For young voters, especially those voting for the first time, the sheer size of the ballot can be a turnoff.
Despite recent attempts to encourage participation, young voters in Lafayette say they are overwhelmed by the civic education required to be an active participant in local politics.
Young voters still feel that there is not adequate information on the candidates running available to them ahead of the election. Complicated candidate websites are hard to navigate, and searching for information can take a lot of time young, working individuals or students may not have.
“It is too overwhelming,” says Camille Jones, a student studying political science at UL Lafayette. Jones considers herself to be very politically conscious, but is taking a hands-off approach to the next election.
Since last year’s Supreme Court decision ending federal protections for abortion rights, she has been checked out of local and state-wide politics.
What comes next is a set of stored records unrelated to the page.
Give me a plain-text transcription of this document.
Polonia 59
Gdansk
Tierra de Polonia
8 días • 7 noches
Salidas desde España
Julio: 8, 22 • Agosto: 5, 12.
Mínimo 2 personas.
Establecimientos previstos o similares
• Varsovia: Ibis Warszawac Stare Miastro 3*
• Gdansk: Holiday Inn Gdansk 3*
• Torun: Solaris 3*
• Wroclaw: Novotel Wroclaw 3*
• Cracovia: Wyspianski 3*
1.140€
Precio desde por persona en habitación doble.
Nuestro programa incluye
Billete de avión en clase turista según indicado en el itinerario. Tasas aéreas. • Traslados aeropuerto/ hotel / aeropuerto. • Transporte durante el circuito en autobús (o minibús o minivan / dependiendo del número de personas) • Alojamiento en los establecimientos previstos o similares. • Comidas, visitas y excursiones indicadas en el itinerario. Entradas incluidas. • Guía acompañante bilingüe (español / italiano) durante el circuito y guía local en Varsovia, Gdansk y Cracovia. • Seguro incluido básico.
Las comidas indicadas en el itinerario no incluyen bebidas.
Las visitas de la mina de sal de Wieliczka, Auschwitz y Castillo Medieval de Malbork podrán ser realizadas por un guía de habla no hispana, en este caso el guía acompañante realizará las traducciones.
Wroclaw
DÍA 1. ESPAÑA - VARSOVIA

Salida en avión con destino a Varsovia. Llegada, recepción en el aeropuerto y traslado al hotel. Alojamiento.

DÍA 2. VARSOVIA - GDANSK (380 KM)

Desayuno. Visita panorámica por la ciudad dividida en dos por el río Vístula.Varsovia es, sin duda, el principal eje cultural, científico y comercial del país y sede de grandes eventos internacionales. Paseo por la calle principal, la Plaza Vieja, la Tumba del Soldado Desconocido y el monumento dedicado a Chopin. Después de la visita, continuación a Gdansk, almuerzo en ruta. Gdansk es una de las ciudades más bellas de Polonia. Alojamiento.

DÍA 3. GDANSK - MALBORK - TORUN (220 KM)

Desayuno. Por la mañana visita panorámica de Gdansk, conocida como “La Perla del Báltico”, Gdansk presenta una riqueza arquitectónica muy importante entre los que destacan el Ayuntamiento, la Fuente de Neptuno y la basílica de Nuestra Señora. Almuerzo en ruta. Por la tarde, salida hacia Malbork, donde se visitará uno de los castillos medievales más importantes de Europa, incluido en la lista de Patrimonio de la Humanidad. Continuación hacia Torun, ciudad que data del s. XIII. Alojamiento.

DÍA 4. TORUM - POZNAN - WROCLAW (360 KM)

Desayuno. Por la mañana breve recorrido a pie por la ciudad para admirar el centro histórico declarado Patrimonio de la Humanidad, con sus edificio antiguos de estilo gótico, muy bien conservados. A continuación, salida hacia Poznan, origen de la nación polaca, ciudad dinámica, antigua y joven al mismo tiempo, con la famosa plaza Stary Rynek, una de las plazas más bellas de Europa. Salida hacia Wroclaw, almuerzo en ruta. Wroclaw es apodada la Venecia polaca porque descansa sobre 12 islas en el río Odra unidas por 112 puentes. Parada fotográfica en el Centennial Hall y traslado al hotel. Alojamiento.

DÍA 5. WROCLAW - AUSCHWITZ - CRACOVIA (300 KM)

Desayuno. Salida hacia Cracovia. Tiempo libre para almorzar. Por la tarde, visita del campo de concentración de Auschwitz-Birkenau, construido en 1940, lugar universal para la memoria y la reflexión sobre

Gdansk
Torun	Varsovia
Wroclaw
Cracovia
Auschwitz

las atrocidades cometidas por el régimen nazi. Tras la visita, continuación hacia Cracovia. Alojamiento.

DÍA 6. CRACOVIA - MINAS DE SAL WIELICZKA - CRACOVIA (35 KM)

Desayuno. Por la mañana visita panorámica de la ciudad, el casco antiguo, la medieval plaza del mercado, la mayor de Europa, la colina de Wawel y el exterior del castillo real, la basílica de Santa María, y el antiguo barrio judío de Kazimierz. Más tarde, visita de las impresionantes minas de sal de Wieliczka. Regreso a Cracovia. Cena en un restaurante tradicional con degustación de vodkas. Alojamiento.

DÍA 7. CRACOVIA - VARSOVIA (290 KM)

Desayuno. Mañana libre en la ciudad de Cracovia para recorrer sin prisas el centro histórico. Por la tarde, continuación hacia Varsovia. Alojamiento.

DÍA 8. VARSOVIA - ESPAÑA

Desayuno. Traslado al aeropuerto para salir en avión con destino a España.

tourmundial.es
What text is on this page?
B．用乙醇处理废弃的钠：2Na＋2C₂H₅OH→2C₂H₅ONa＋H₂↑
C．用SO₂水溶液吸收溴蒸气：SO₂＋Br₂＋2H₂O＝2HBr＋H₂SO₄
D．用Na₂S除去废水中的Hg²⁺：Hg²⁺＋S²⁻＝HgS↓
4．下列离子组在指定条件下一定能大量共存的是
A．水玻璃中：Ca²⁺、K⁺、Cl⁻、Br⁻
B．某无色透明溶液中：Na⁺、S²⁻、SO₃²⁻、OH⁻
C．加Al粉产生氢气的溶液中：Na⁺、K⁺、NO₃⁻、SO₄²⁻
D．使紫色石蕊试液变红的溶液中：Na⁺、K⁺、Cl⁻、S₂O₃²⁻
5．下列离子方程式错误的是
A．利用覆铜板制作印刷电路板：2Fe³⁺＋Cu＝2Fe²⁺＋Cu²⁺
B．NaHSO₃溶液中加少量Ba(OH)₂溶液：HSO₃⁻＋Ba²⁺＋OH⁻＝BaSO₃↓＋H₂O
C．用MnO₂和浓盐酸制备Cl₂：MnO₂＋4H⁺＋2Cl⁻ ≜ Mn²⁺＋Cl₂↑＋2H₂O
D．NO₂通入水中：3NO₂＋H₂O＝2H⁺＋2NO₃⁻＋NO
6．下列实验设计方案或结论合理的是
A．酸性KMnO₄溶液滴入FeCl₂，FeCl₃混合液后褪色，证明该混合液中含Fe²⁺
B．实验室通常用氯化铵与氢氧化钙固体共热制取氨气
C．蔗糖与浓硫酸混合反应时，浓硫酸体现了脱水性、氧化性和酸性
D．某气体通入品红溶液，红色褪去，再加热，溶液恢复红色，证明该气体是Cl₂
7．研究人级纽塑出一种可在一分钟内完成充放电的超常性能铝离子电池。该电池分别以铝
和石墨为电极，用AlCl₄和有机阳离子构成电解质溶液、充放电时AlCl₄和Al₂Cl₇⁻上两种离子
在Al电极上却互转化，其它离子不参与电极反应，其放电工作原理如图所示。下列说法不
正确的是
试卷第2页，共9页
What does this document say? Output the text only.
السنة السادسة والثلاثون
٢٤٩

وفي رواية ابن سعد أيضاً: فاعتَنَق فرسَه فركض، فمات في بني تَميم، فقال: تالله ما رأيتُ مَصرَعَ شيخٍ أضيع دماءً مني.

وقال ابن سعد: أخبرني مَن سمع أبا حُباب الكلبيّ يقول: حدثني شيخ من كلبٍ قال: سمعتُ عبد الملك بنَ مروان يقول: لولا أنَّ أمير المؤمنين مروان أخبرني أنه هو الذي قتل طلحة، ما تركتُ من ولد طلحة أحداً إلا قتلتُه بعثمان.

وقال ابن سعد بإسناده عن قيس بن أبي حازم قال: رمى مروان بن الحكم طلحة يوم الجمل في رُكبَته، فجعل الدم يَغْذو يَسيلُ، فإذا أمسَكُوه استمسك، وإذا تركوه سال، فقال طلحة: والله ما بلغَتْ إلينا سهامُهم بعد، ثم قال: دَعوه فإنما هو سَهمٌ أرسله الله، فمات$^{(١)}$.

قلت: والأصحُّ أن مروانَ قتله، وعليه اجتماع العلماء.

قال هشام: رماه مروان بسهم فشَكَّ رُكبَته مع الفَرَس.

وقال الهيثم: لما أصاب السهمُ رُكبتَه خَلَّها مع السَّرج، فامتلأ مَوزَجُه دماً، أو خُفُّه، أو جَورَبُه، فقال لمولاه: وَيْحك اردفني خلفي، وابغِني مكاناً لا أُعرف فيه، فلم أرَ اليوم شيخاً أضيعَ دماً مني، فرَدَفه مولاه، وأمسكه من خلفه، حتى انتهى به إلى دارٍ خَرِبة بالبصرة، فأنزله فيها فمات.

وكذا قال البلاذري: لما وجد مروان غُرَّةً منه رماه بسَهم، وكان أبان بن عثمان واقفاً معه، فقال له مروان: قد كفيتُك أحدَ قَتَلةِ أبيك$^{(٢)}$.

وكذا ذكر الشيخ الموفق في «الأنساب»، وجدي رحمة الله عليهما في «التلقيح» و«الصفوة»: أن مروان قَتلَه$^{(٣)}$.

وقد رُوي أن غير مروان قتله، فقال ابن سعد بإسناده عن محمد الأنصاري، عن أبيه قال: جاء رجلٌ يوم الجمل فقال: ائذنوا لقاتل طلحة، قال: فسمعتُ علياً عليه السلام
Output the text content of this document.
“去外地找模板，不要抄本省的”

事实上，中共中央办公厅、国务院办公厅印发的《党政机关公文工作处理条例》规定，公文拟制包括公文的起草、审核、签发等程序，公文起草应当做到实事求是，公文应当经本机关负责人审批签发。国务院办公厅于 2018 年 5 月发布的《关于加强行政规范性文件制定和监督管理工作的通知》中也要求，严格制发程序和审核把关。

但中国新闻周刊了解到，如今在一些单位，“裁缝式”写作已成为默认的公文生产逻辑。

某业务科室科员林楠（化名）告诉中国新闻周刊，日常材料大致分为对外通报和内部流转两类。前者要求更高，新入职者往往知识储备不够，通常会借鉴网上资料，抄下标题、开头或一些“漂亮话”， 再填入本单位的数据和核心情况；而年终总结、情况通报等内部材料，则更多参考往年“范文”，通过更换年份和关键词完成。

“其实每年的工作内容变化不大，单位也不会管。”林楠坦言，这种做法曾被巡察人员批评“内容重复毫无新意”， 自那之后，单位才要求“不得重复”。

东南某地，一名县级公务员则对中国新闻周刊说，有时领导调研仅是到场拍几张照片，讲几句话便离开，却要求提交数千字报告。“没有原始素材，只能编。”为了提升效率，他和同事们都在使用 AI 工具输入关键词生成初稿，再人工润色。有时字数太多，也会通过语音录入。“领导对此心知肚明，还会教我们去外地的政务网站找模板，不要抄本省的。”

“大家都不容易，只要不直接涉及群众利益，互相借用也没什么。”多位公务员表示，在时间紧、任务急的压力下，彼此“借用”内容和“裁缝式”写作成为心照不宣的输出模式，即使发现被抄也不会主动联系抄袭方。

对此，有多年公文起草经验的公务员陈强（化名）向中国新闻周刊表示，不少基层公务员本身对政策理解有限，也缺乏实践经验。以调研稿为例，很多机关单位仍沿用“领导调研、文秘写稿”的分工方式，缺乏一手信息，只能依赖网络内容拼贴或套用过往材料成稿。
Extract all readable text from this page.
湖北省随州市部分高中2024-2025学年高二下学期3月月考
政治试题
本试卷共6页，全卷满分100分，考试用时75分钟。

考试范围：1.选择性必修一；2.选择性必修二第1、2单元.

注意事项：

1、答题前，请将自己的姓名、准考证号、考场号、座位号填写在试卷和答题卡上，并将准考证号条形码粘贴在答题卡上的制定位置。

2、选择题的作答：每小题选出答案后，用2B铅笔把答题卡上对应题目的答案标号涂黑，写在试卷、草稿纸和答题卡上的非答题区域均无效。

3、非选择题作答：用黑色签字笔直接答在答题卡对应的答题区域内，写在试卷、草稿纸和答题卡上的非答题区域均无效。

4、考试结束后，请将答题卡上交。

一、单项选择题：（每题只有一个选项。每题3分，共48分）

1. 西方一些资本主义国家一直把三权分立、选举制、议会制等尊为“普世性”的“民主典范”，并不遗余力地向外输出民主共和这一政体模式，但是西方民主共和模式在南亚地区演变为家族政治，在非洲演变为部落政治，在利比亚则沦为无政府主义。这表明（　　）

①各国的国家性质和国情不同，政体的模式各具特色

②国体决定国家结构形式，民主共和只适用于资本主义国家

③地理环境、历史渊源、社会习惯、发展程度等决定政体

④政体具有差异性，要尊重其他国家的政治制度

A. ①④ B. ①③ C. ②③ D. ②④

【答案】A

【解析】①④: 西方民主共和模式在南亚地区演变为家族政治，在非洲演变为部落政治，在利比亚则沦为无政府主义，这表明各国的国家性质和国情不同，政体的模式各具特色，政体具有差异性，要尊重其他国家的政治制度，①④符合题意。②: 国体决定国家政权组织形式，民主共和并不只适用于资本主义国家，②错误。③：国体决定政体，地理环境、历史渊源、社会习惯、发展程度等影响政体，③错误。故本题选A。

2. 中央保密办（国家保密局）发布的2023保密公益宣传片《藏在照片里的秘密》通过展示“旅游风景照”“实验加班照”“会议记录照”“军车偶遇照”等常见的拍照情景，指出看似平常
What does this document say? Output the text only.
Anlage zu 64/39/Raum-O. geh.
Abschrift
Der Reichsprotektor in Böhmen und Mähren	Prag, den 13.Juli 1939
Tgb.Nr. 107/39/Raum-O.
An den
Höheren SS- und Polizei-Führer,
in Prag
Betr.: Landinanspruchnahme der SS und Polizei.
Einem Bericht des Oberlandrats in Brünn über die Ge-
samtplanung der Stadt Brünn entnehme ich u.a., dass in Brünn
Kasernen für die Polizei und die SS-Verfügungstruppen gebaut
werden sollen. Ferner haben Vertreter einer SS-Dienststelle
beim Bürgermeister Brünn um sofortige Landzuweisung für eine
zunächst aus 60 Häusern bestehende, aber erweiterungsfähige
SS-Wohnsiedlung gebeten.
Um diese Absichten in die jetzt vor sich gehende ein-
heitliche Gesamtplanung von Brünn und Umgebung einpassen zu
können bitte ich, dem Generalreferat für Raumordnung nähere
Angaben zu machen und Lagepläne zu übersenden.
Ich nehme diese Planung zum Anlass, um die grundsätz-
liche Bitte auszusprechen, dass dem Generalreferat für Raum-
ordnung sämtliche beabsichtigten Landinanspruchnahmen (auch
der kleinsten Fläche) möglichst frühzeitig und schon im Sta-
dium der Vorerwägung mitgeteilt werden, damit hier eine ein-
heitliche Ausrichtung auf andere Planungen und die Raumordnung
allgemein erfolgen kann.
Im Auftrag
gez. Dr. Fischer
She has an apathetic approach to this election, saying she does not feel as connected to candidates or policies as she has previously.
Election Day is Oct. 14.
Early voting is underway.
We’ve put together one-stop shop for voter and candidate information for the 2023 primary ballot in Lafayette Parish.
“I actually have been really jaded this election cycle,” Jones says.
A PEW Research study from 2018 found that younger voters are more likely to view voting as confusing and inconvenient when compared to older generations. The same study reports that two out of 10 voters cite struggling to find accurate electoral information on candidates as an inhibitor to the civic process.
Some local organizers are taking a hands-on approach to encourage voters to get involved.
The League of Women Voters, a nonpartisan political organization that focuses on voter registration and engagement, is working to make candidates and policies more accessible to the average voter.
Christie Maloyed, the voter services chair for the Lafayette chapter, says the forums have been successful. Maloyed herself was unsure of Lafayette politics following her move to Acadiana in 2015. She joined the League of Women Voters shortly after, since they were the only organization she could find putting on public forums.
“It is hard to figure out what is going on and find non-partisan sources of information,” Maloyed says. “It is harder with local elections since local newspapers have closed.”
The League of Women Voters has tried to fill that gap and make election information feel less overwhelming.
The league is holding a series of voter forums where the community can directly interact with the candidates running to represent them. The forums are held at various branches of the Lafayette Public Library where anybody can attend, and live streamed on AOC Community Media for constituents at home to view.
At the forums, candidates sit in front of the audience and are asked policy-related questions. The questions are created by members of the league and candidates do not have access to these questions prior to the forum.
These forums are not debates. Every candidate on the ballot is invited to participate in the forum for their race, and the league does not require candidates to meet specific qualifications to participate.
The response has been positive, Maloyed says. Each forum has averaged about 50 audience members. Candidate participation has been strong.
The League of Women Voters also has a website, vote411.org, intended as a “one-stop-shop,” to get election information.
Election information is everywhere. Candidates have websites and social media accounts. And while outreach work can help invite voters in, it often reaches those who are most interested in elections already. Often, young voters aren’t even aware an election is happening.
Kelly Sullivan, a student at Louisiana State University who is also working on a gubernatorial campaign, says when she talks to peers about her work, a lot of them do not even know there is an upcoming election.
Throughout her time campaigning, she has found that people are interested in the election when she talks to them about it, but aren’t aware of the approaching primary.